Après la découverte de cinq corps supplémentaires le long du littoral le dimanche 2 août, le nombre total de migrants décédés s’élève à 72, selon les autorités espagnoles. Ignacio Cembrero, spécialiste des migrations, a indiqué que le bilan pourrait encore s’alourdir. Il a précisé que la ville de Ceuta a dû prendre des mes, avec l’aide de l’armée, pour accueillir jusqu’à 200 cadavres. La majorité des victimes sont mortes noyées, une situation qualifiée de « catastrophe humanitaire ».

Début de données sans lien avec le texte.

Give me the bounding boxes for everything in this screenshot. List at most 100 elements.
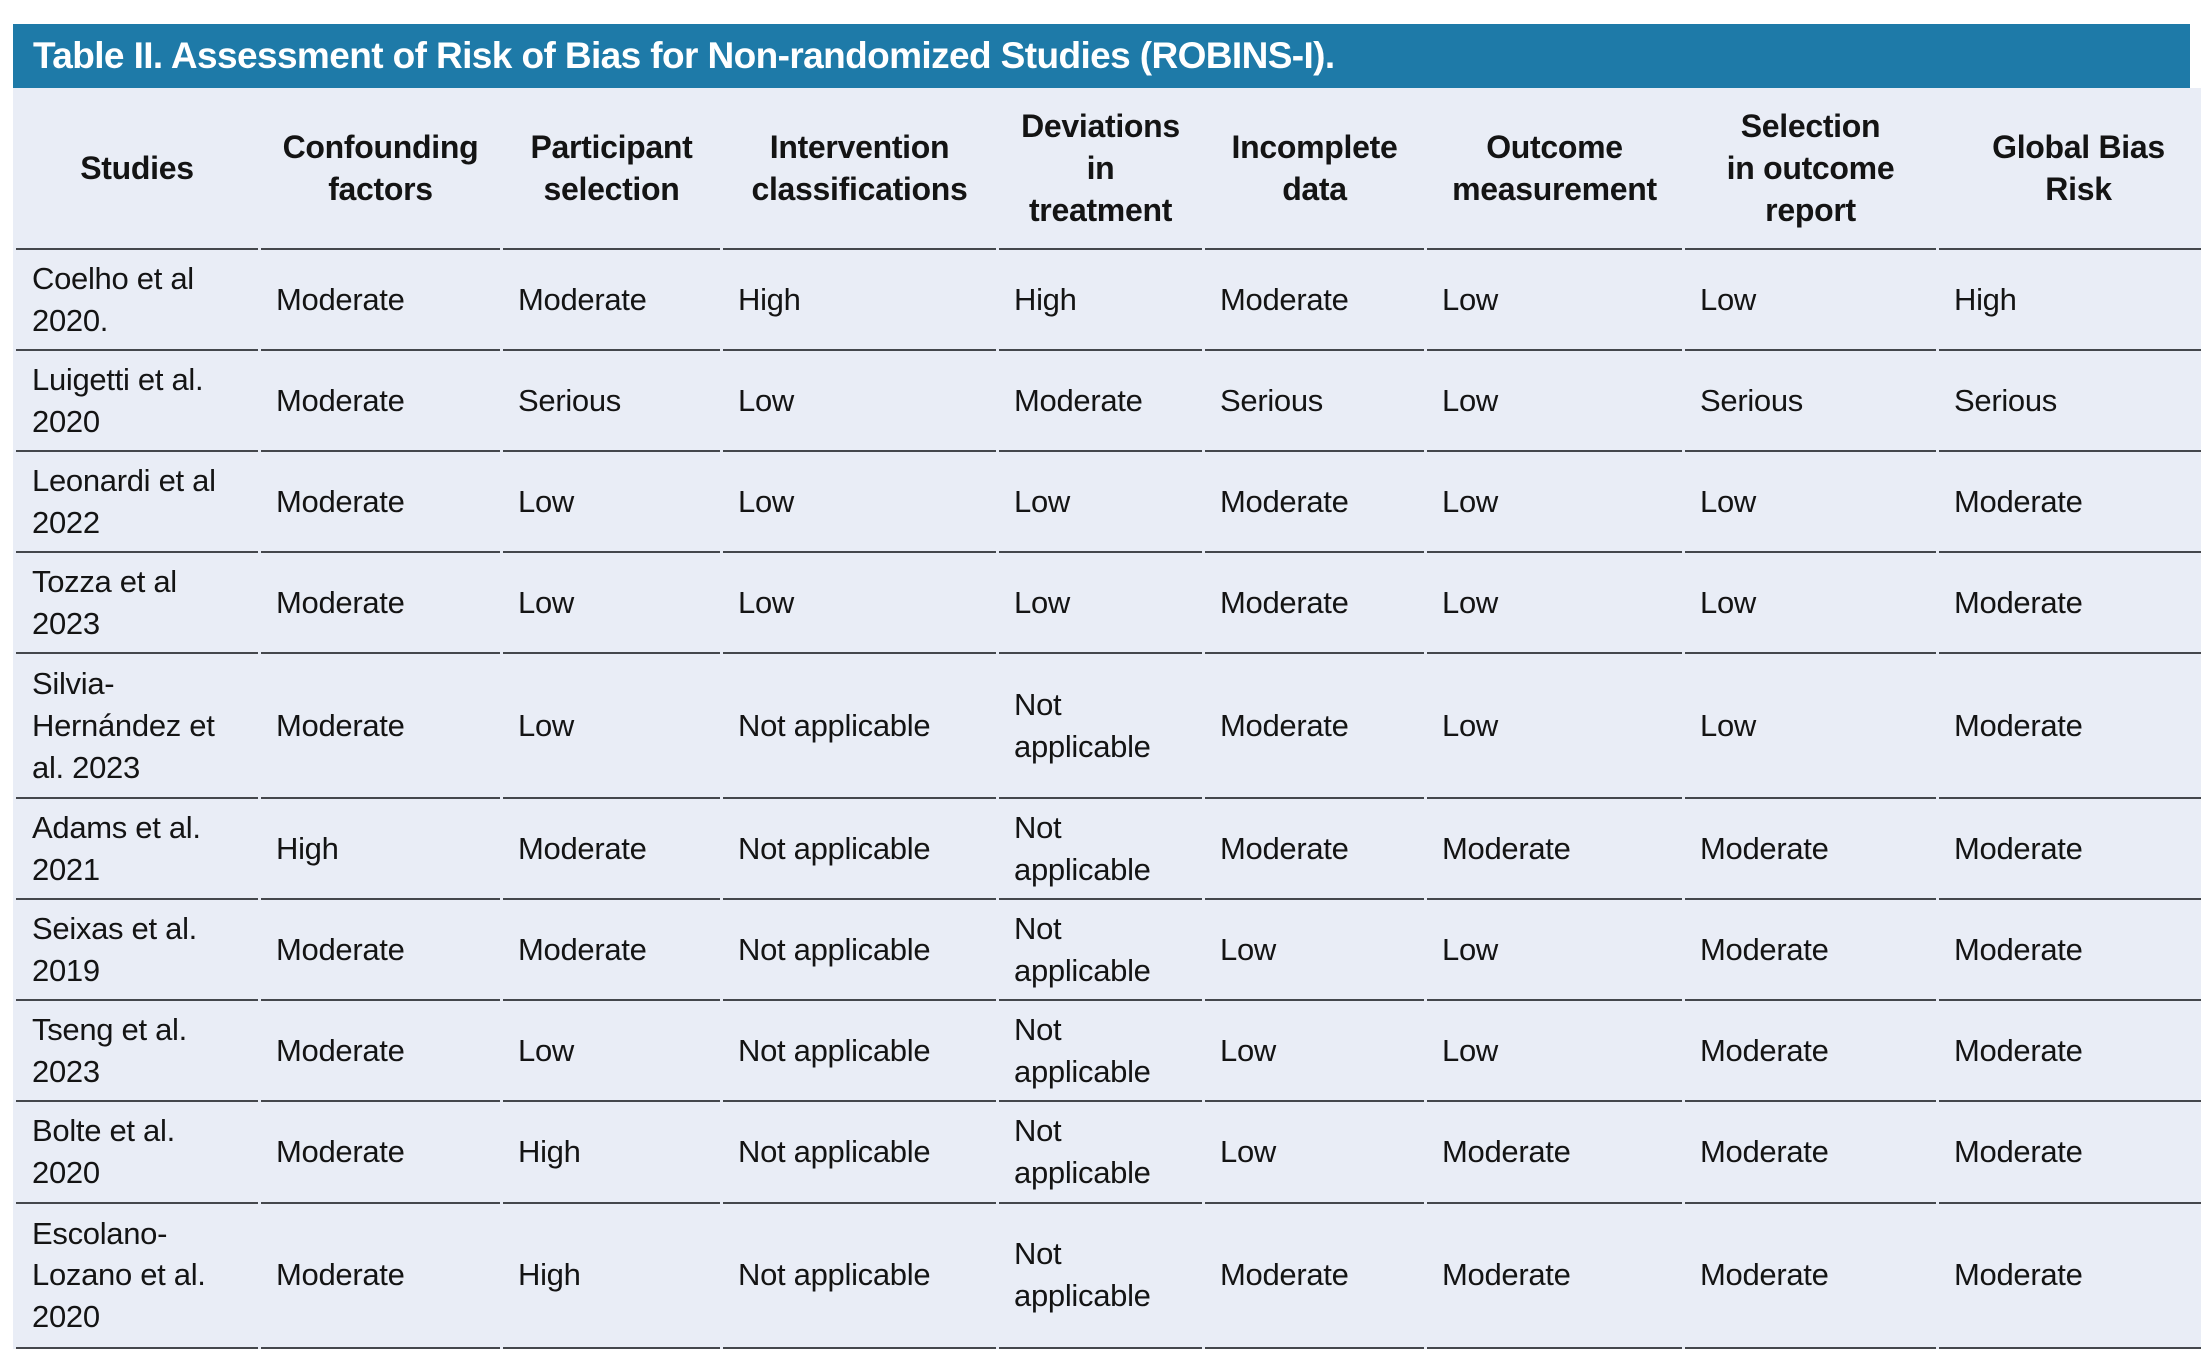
risk-value-cell: Moderate: [1939, 654, 2201, 800]
risk-value-cell: Moderate: [1427, 1102, 1682, 1204]
risk-value-cell: Moderate: [503, 900, 720, 1002]
study-cell: Escolano-Lozano et al. 2020: [16, 1204, 258, 1349]
risk-value-cell: High: [503, 1204, 720, 1349]
risk-value-cell: Low: [1685, 452, 1936, 554]
risk-value-cell: Not applicable: [723, 799, 996, 901]
table-row: Coelho et al 2020. Moderate Moderate High Hi…: [16, 250, 2201, 352]
risk-value-cell: Moderate: [1205, 553, 1424, 655]
header-row: Studies Confounding factors Participant se…: [16, 88, 2201, 250]
risk-value-cell: Low: [503, 553, 720, 655]
study-cell: Bolte et al. 2020: [16, 1102, 258, 1204]
risk-value-cell: Moderate: [1205, 452, 1424, 554]
risk-value-cell: Low: [1205, 900, 1424, 1002]
column-header: Outcome measurement: [1427, 88, 1682, 250]
risk-value-cell: Low: [1205, 1102, 1424, 1204]
table-row: Tozza et al 2023 Moderate Low Low Low Moderat…: [16, 553, 2201, 655]
risk-value-cell: Low: [1427, 553, 1682, 655]
robins-table-figure: Table II. Assessment of Risk of Bias for…: [13, 24, 2201, 1349]
risk-value-cell: Low: [1427, 654, 1682, 800]
study-cell: Luigetti et al. 2020: [16, 351, 258, 453]
risk-value-cell: Low: [1427, 452, 1682, 554]
risk-value-cell: Low: [1427, 351, 1682, 453]
table-row: Luigetti et al. 2020 Moderate Serious Low Mo…: [16, 351, 2201, 453]
risk-value-cell: Moderate: [1939, 1204, 2201, 1349]
risk-value-cell: Moderate: [503, 250, 720, 352]
risk-value-cell: Not applicable: [999, 1102, 1202, 1204]
risk-value-cell: Low: [1427, 1001, 1682, 1103]
risk-value-cell: Moderate: [1205, 654, 1424, 800]
risk-value-cell: Serious: [503, 351, 720, 453]
risk-value-cell: Not applicable: [723, 654, 996, 800]
risk-value-cell: Moderate: [1685, 1001, 1936, 1103]
study-cell: Adams et al. 2021: [16, 799, 258, 901]
risk-value-cell: Moderate: [999, 351, 1202, 453]
risk-value-cell: Moderate: [261, 351, 500, 453]
table-title: Table II. Assessment of Risk of Bias for…: [33, 35, 1335, 76]
risk-value-cell: Low: [1427, 250, 1682, 352]
column-header: Studies: [16, 88, 258, 250]
risk-value-cell: Moderate: [261, 553, 500, 655]
table-row: Leonardi et al 2022 Moderate Low Low Low Mode…: [16, 452, 2201, 554]
risk-value-cell: Moderate: [1939, 1001, 2201, 1103]
column-header: Deviations in treatment: [999, 88, 1202, 250]
risk-value-cell: Not applicable: [723, 900, 996, 1002]
risk-value-cell: Moderate: [1205, 1204, 1424, 1349]
risk-value-cell: Moderate: [1685, 799, 1936, 901]
risk-value-cell: Moderate: [1685, 1102, 1936, 1204]
risk-value-cell: Low: [999, 553, 1202, 655]
column-header: Global Bias Risk: [1939, 88, 2201, 250]
table-row: Escolano-Lozano et al. 2020 Moderate High N…: [16, 1204, 2201, 1349]
risk-value-cell: High: [503, 1102, 720, 1204]
risk-value-cell: Not applicable: [723, 1102, 996, 1204]
risk-value-cell: Low: [1205, 1001, 1424, 1103]
risk-value-cell: Moderate: [1205, 799, 1424, 901]
risk-value-cell: Low: [999, 452, 1202, 554]
risk-value-cell: High: [999, 250, 1202, 352]
study-cell: Seixas et al. 2019: [16, 900, 258, 1002]
table-title-bar: Table II. Assessment of Risk of Bias for…: [13, 24, 2190, 88]
risk-value-cell: Low: [503, 654, 720, 800]
table-row: Adams et al. 2021 High Moderate Not applica…: [16, 799, 2201, 901]
risk-value-cell: Serious: [1685, 351, 1936, 453]
risk-value-cell: Low: [503, 452, 720, 554]
risk-value-cell: Serious: [1939, 351, 2201, 453]
risk-value-cell: Not applicable: [999, 799, 1202, 901]
table-row: Silvia-Hernández et al. 2023 Moderate Low N…: [16, 654, 2201, 800]
risk-value-cell: Moderate: [261, 1001, 500, 1103]
column-header: Incomplete data: [1205, 88, 1424, 250]
risk-value-cell: Not applicable: [999, 1001, 1202, 1103]
table-row: Tseng et al. 2023 Moderate Low Not applicab…: [16, 1001, 2201, 1103]
risk-value-cell: Not applicable: [723, 1001, 996, 1103]
risk-value-cell: Low: [723, 351, 996, 453]
risk-value-cell: Not applicable: [999, 654, 1202, 800]
risk-value-cell: Moderate: [261, 452, 500, 554]
risk-value-cell: Not applicable: [999, 900, 1202, 1002]
risk-value-cell: High: [1939, 250, 2201, 352]
study-cell: Leonardi et al 2022: [16, 452, 258, 554]
risk-value-cell: Moderate: [261, 654, 500, 800]
risk-value-cell: Moderate: [1685, 900, 1936, 1002]
risk-value-cell: Low: [1685, 654, 1936, 800]
risk-value-cell: Moderate: [1939, 553, 2201, 655]
column-header: Confounding factors: [261, 88, 500, 250]
risk-value-cell: Low: [723, 452, 996, 554]
risk-value-cell: High: [261, 799, 500, 901]
risk-value-cell: Not applicable: [999, 1204, 1202, 1349]
study-cell: Coelho et al 2020.: [16, 250, 258, 352]
risk-value-cell: Serious: [1205, 351, 1424, 453]
table-row: Seixas et al. 2019 Moderate Moderate Not ap…: [16, 900, 2201, 1002]
column-header: Intervention classifications: [723, 88, 996, 250]
risk-value-cell: Low: [723, 553, 996, 655]
risk-value-cell: Moderate: [1685, 1204, 1936, 1349]
risk-value-cell: Moderate: [261, 1204, 500, 1349]
study-cell: Tozza et al 2023: [16, 553, 258, 655]
risk-of-bias-table: Studies Confounding factors Participant se…: [13, 88, 2201, 1349]
risk-value-cell: Moderate: [1939, 452, 2201, 554]
risk-value-cell: Moderate: [261, 250, 500, 352]
risk-value-cell: Moderate: [1939, 799, 2201, 901]
risk-value-cell: Moderate: [1939, 900, 2201, 1002]
risk-value-cell: Low: [1685, 553, 1936, 655]
risk-value-cell: Moderate: [503, 799, 720, 901]
risk-value-cell: Moderate: [1427, 1204, 1682, 1349]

Les autorités marocaines, traditionnellement déployées en masse à cette frontière, ont observé un changement dans leur comportement, permettant un afflux sans précédent. Cembrero souligne qu’il n’y avait plus d’intervention des forces de l’ordre marocaines, ce qui laisse penser qu’elles ont reçu des instructions de haut niveau. Ce phénomène a été interprété par certains journaux marocains, comme Le360, comme une opportunité pour négocier la souveraineté de Ceuta et Melilla entre l’Espagne et le Maroc.
Cet afflux massif a suscité des inquiétudes parmi les dirigeants européens, alors que les questions d’immigration et de contrôle des frontières restent sensibles. Les ministres de l’Intérieur de l’Union européenne se réuniront le 4 août pour discuter de la situation. Ce défi met en lumière la vulnérabilité de l’Espagne face à une gestion des flux migratoires souvent orchestrée par le Maroc.
Enfin, Cembrero rappelle que parvenir à Ceuta ne garantit pas l’accès au continent européen, car des contrôles douaniers et policiers sont en place pour ceux qui souhaitent quitter l’enclave.